In 2023, a department of the U.S. Treasury Department proposed a number of special measures for cryptocurrency regulation, mainly related to strengthening the regulation of BTC mixers. Due to the possibility of coin laundering, such activity should be classified as a security risk. The move comes in response to reports that terrorist groups, including Hamas, are partially funded by cryptocurrency. U.S. lawmakers are calling for tougher action.
The Financial Crimes Enforcement Network (FINen) is a division of the U.S. Department of the Treasury. Founded in 1990, the institution plays a central role in ensuring the security of the U.S. financial system. Its main mission is to combat and prevent financial crimes such as coin laundering. To this end, the agency issues and enforces regulations in accordance with the Bank Secrecy Act, analyzes the data reported by financial institutions and transmits them to national and international law enforcement agencies and other agencies.
In recent years, Fincen has stepped up its efforts to address the growing challenges in the cryptocurrency market and the associated potential coin laundering and terrorist financing risks. This has led to new rules and guidelines for cryptocurrency exchanges and wallets. The current proposal of the authorities concerns the service of mixing cryptocurrencies, the so-called coin mixer.
New rules
Fincen recognizes that there are legitimate reasons for mixing cryptocurrencies, such as protecting privacy in the ** regime. But the authorities have expressed concern about the lack of transparency in international operations. Hybrid digital currencies can hide information such as funds** from third parties, allowing transactions to be anonymous.
The mixingcash mixer does not require registration, KYC, no exchange restrictions, supports a variety of mainstream coins and privacy currency exchanges, and has a deep exchange mode for users to choose, which can delay the exchange of users' crypto assets into multiple proportions of cryptocurrencies.
Various illegal actors, including Hamas, use such services all over the world.

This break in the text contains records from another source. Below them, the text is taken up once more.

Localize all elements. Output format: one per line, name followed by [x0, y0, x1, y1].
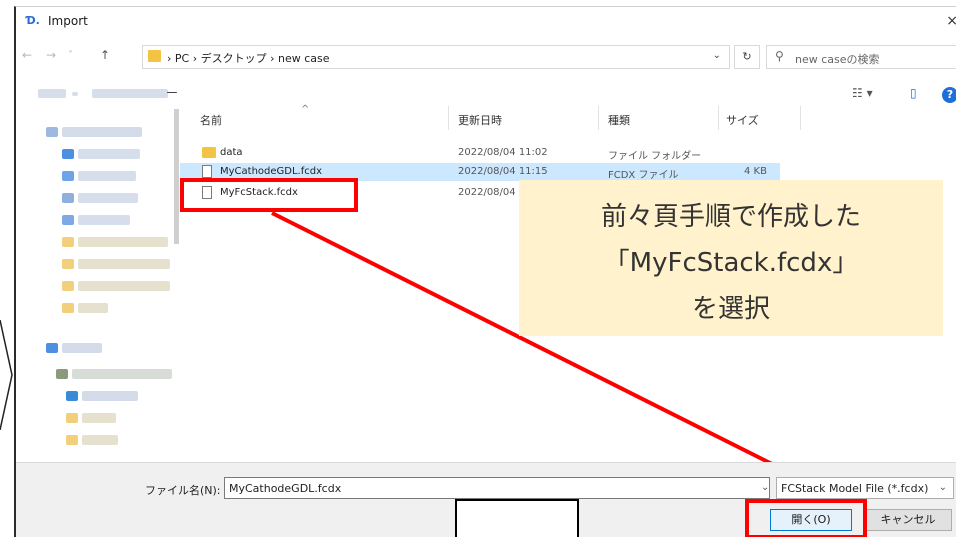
- file-modified: 2022/08/04 11:02: [458, 147, 548, 158]
- navigation-pane: [16, 107, 178, 465]
- sidebar-item[interactable]: [78, 237, 168, 247]
- sidebar-item[interactable]: [78, 193, 138, 203]
- back-arrow-icon[interactable]: ←: [22, 48, 32, 62]
- column-divider[interactable]: [800, 106, 801, 130]
- address-bar[interactable]: › PC › デスクトップ › new case ⌄: [142, 45, 730, 69]
- instruction-callout: 前々頁手順で作成した 「MyFcStack.fcdx」 を選択: [519, 180, 943, 336]
- callout-line-2: 「MyFcStack.fcdx」: [603, 248, 859, 278]
- sidebar-item[interactable]: [78, 149, 140, 159]
- chevron-down-icon[interactable]: ⌄: [761, 482, 769, 493]
- cancel-button[interactable]: キャンセル: [864, 509, 952, 531]
- sidebar-item[interactable]: [78, 303, 108, 313]
- sort-ascending-icon[interactable]: ^: [301, 104, 309, 115]
- quick-access-icon: [46, 127, 58, 137]
- folder-icon: [148, 50, 161, 62]
- file-type-select[interactable]: FCStack Model File (*.fcdx) ⌄: [776, 477, 954, 499]
- search-input[interactable]: ⚲ new caseの検索: [766, 45, 956, 69]
- search-icon: ⚲: [775, 49, 784, 63]
- chevron-down-icon[interactable]: ⌄: [939, 482, 947, 493]
- file-icon: [202, 165, 212, 178]
- column-header-modified[interactable]: 更新日時: [458, 112, 502, 128]
- file-type: ファイル フォルダー: [608, 151, 702, 162]
- close-icon[interactable]: ×: [946, 13, 956, 29]
- breadcrumb[interactable]: › PC › デスクトップ › new case: [167, 50, 330, 66]
- sidebar-item[interactable]: [82, 413, 116, 423]
- forward-arrow-icon[interactable]: →: [46, 48, 56, 62]
- column-divider[interactable]: [718, 106, 719, 130]
- file-modified: 2022/08/04: [458, 187, 516, 198]
- new-folder-suffix: ー: [166, 86, 179, 100]
- desktop-icon: [62, 149, 74, 159]
- highlight-box-open: [745, 499, 867, 537]
- organize-button[interactable]: [38, 89, 66, 98]
- view-options-icon[interactable]: ☷ ▾: [852, 86, 873, 100]
- navigation-bar: ← → ˅ ↑ › PC › デスクトップ › new case ⌄ ↻ ⚲ n…: [16, 43, 956, 71]
- column-divider[interactable]: [598, 106, 599, 130]
- title-bar: Ɗ. Import ×: [16, 7, 956, 35]
- sidebar-item[interactable]: [82, 435, 118, 445]
- file-type: FCDX ファイル: [608, 170, 679, 181]
- refresh-button[interactable]: ↻: [734, 45, 760, 69]
- help-icon[interactable]: ?: [942, 87, 956, 103]
- pc-icon: [66, 391, 78, 401]
- folder-icon: [62, 281, 74, 291]
- sidebar-item[interactable]: [78, 259, 170, 269]
- new-folder-button[interactable]: [92, 89, 168, 98]
- folder-icon: [66, 435, 78, 445]
- column-header-name[interactable]: 名前: [200, 112, 222, 128]
- app-icon: Ɗ.: [26, 14, 40, 27]
- onedrive-icon: [46, 343, 58, 353]
- command-bar: ー ☷ ▾ ▯ ?: [16, 83, 956, 107]
- file-name: data: [220, 147, 243, 158]
- up-arrow-icon[interactable]: ↑: [100, 48, 110, 62]
- folder-icon: [62, 303, 74, 313]
- download-icon: [62, 171, 74, 181]
- column-divider[interactable]: [448, 106, 449, 130]
- file-row-data[interactable]: data 2022/08/04 11:02 ファイル フォルダー: [180, 144, 780, 162]
- highlight-box-file: [180, 178, 358, 212]
- filename-value: MyCathodeGDL.fcdx: [229, 482, 342, 495]
- file-size: 4 KB: [744, 166, 767, 177]
- filename-input[interactable]: MyCathodeGDL.fcdx ⌄: [224, 477, 770, 499]
- chevron-right-icon: [0, 320, 13, 430]
- folder-icon: [202, 147, 216, 158]
- search-placeholder: new caseの検索: [795, 53, 880, 66]
- sidebar-item[interactable]: [62, 127, 142, 137]
- sidebar-item[interactable]: [78, 281, 170, 291]
- column-header-size[interactable]: サイズ: [726, 112, 759, 128]
- filename-label: ファイル名(N):: [145, 484, 221, 497]
- folder-icon: [66, 413, 78, 423]
- column-header-type[interactable]: 種類: [608, 112, 630, 128]
- picture-icon: [62, 215, 74, 225]
- document-icon: [62, 193, 74, 203]
- preview-pane-icon[interactable]: ▯: [910, 86, 917, 100]
- callout-line-3: を選択: [691, 294, 770, 324]
- user-icon: [56, 369, 68, 379]
- file-type-value: FCStack Model File (*.fcdx): [781, 482, 929, 495]
- sidebar-item[interactable]: [72, 369, 172, 379]
- recent-dropdown-icon[interactable]: ˅: [68, 50, 73, 61]
- overlay-frame: [455, 499, 579, 537]
- sidebar-item[interactable]: [62, 343, 102, 353]
- callout-line-1: 前々頁手順で作成した: [600, 202, 861, 232]
- sidebar-item[interactable]: [78, 215, 130, 225]
- sidebar-item[interactable]: [82, 391, 138, 401]
- file-modified: 2022/08/04 11:15: [458, 166, 548, 177]
- folder-icon: [62, 237, 74, 247]
- window-title: Import: [48, 14, 88, 28]
- folder-icon: [62, 259, 74, 269]
- chevron-down-icon[interactable]: ⌄: [713, 50, 721, 61]
- sidebar-item[interactable]: [78, 171, 136, 181]
- file-name: MyCathodeGDL.fcdx: [220, 166, 323, 177]
- sidebar-scrollbar[interactable]: [174, 109, 179, 244]
- organize-dropdown[interactable]: [72, 92, 78, 96]
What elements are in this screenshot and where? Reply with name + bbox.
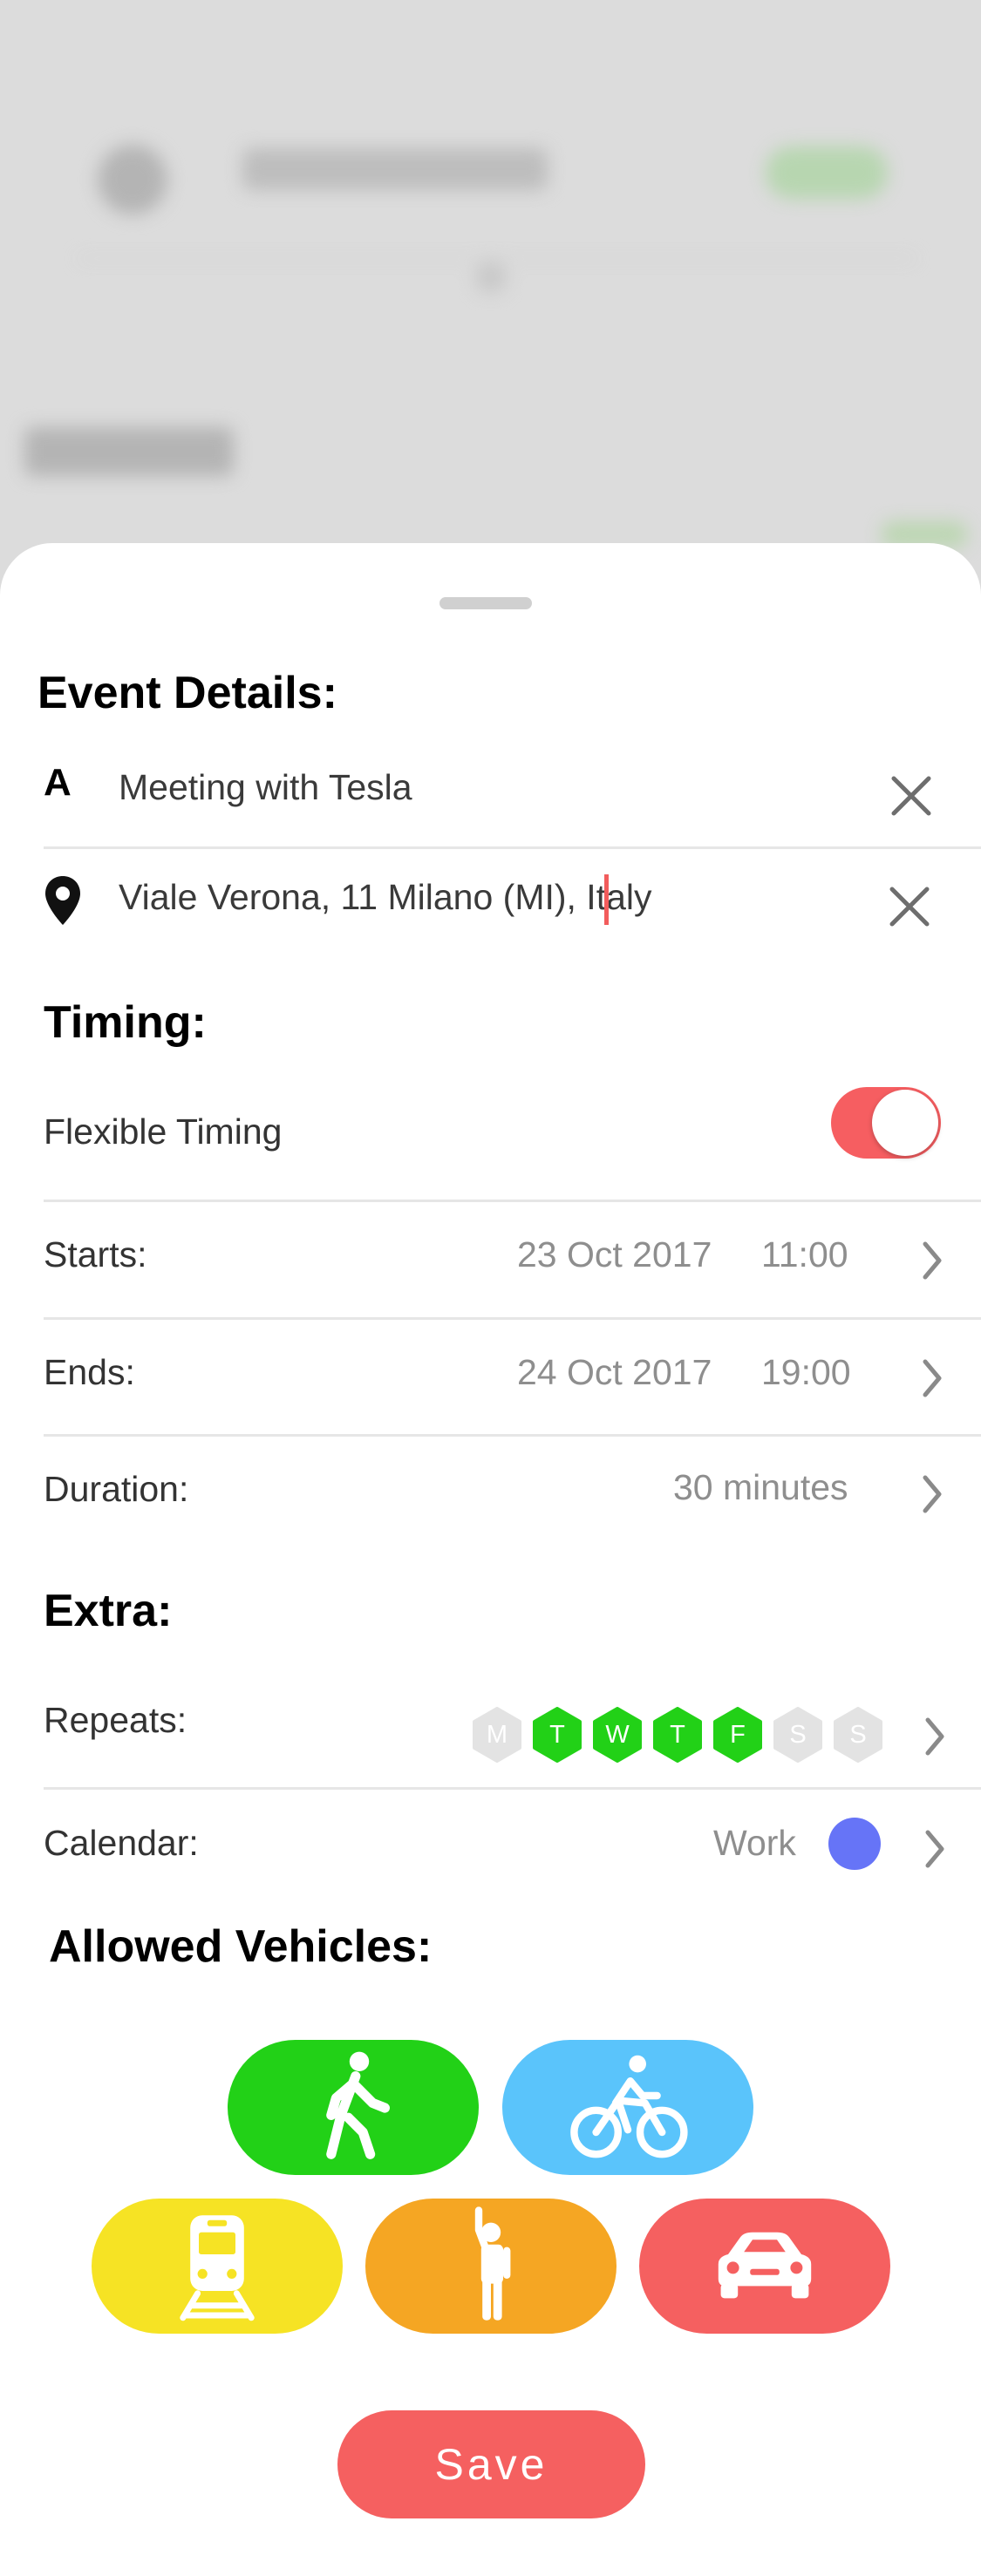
day-active-2[interactable]: W [589, 1707, 645, 1763]
day-letter: F [730, 1720, 746, 1749]
ends-date: 24 Oct 2017 [517, 1352, 712, 1392]
divider [44, 1200, 981, 1202]
flexible-timing-toggle[interactable] [831, 1087, 941, 1159]
taxi-icon [474, 2206, 511, 2321]
starts-label: Starts: [44, 1234, 147, 1274]
day-inactive-6[interactable]: S [830, 1707, 886, 1763]
event-location-input[interactable]: Viale Verona, 11 Milano (MI), Italy [119, 877, 652, 918]
chevron-right-icon [920, 1358, 946, 1398]
day-active-4[interactable]: F [710, 1707, 766, 1763]
divider [44, 1787, 981, 1790]
extra-title: Extra: [44, 1586, 173, 1636]
allowed-vehicles-title: Allowed Vehicles: [49, 1921, 433, 1972]
divider [44, 1434, 981, 1437]
duration-label: Duration: [44, 1469, 189, 1509]
event-name-icon: A [44, 761, 72, 804]
ends-label: Ends: [44, 1352, 135, 1392]
toggle-knob [872, 1090, 938, 1156]
car-icon [718, 2232, 812, 2298]
repeats-label: Repeats: [44, 1700, 187, 1740]
duration-value: 30 minutes [673, 1467, 848, 1507]
divider [44, 1317, 981, 1320]
walk-button[interactable] [228, 2040, 479, 2175]
car-button[interactable] [639, 2199, 890, 2334]
day-letter: T [670, 1720, 685, 1749]
day-letter: M [486, 1720, 508, 1749]
day-active-3[interactable]: T [650, 1707, 705, 1763]
day-letter: S [789, 1720, 807, 1749]
calendar-label: Calendar: [44, 1823, 199, 1863]
event-details-title: Event Details: [37, 668, 337, 718]
chevron-right-icon [920, 1240, 946, 1281]
location-pin-icon [44, 874, 82, 927]
starts-time: 11:00 [761, 1234, 848, 1274]
chevron-right-icon [923, 1829, 949, 1869]
day-letter: S [849, 1720, 867, 1749]
calendar-color-dot [828, 1818, 881, 1870]
day-letter: W [605, 1720, 630, 1749]
event-sheet: Event Details: A Meeting with Tesla Vial… [0, 543, 981, 2576]
chevron-right-icon [920, 1474, 946, 1514]
background-divider [78, 257, 916, 260]
background-avatar [98, 145, 167, 214]
clear-location-icon[interactable] [888, 885, 931, 928]
starts-date: 23 Oct 2017 [517, 1234, 712, 1274]
background-dot [475, 262, 507, 293]
drag-handle[interactable] [439, 597, 532, 609]
clear-name-icon[interactable] [889, 774, 933, 818]
background-title [242, 148, 548, 190]
chevron-right-icon[interactable] [923, 1716, 949, 1757]
calendar-value: Work [713, 1823, 796, 1863]
train-icon [180, 2214, 255, 2321]
flexible-timing-label: Flexible Timing [44, 1111, 283, 1152]
day-active-1[interactable]: T [529, 1707, 585, 1763]
divider [44, 846, 981, 849]
train-button[interactable] [92, 2199, 343, 2334]
background-toggle [766, 146, 888, 199]
taxi-button[interactable] [365, 2199, 617, 2334]
ends-time: 19:00 [761, 1352, 851, 1392]
timing-title: Timing: [44, 997, 207, 1048]
event-name-input[interactable]: Meeting with Tesla [119, 767, 412, 808]
save-button[interactable]: Save [337, 2410, 645, 2518]
day-inactive-5[interactable]: S [770, 1707, 826, 1763]
bike-icon [570, 2055, 688, 2158]
day-inactive-0[interactable]: M [469, 1707, 525, 1763]
day-letter: T [549, 1720, 565, 1749]
bike-button[interactable] [502, 2040, 753, 2175]
text-cursor [604, 874, 609, 925]
walk-icon [326, 2051, 390, 2159]
background-label [24, 427, 234, 476]
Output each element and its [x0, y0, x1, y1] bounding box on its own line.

As a result, coin mixers are considered to be significant coin wash and *** risk. The Ministry of Finance is demonstrating its commitment to cracking down on BTC mixers. The proposed measure follows the imposition of sanctions against individuals and entities associated with Hamas.
Specifically, all regulated entities, from banks to casinos, will face stricter registration and reporting requirements for transactions involving coin mixers. Eligible transactions must be reported within 30 days of the decision. Most companies and exchanges have already collected this information. However, they are now required to send a copy of the data to the authorities. This includes almost all possible data generated by each transaction, such as the amount, transaction ID and date, the cryptocurrency used, the service used, and all the addresses associated with the mixer and the user. In addition, all available personal information about the user, such as full name, date of birth, home address, email address, must be collected and transmitted.
Fincen emphasizes that cryptocurrency mixing is not just based on the use of mixers. Six different methods have been identified, including pooling multiple cryptocurrencies, splitting transactions, using software or "splitting transactions," and one-time wallets or addresses. The mixing method also includes exchanging different cryptocurrencies and setting transaction delays based on the user's initiative.
If this classification is adopted, the Treasury Department can not only restrict the relationship between U.S. financial companies and coin mixers, which could lead to additional due diligence measures or even the freezing of certain accounts or services. Due to its broad definition, the measure could eventually lead to Fincen forcing companies to report almost all transaction details.
While Fincen provides regulated companies with an "internal process" exemption so as not to affect their business operations, it requires them to hand over the required records to law enforcement. For individuals, there will be no such exceptions. For each transaction, a lot of information needs to be reported, including the user's personal data.
Fincen's regulatory proposal is open for public comment for 90 days. After the comment period ends, the agency must review the feedback before making a final decision.
Criticism of normative proposals
Of course, there will also be a lot of feedback from critics. They see Fincen's proposal as a massive invasion of privacy, with the aim of simply obtaining each user's personal information. It could also pave the way for stricter regulation.
Fincen's new regulatory proposal is yet another clear indication that pressure from the authorities continues to mount and requirements for BTC users are becoming more stringent. The anonymous transactions and protected privacy offered by BTC mixers may also encourage criminal activity, leading to calls for stricter surveillance and regulation.
As a result, mixers, like the industry as a whole, struggle to find the right balance between ethical and legal requirements. Respect for privacy must be balanced with measures to prevent criminal abuse. Much depends on the further development of the technical feasibility and legal situation. However, Fincen's new proposal shows that the regulatory stance has hardened. As a result, the future of such services is very uncertain.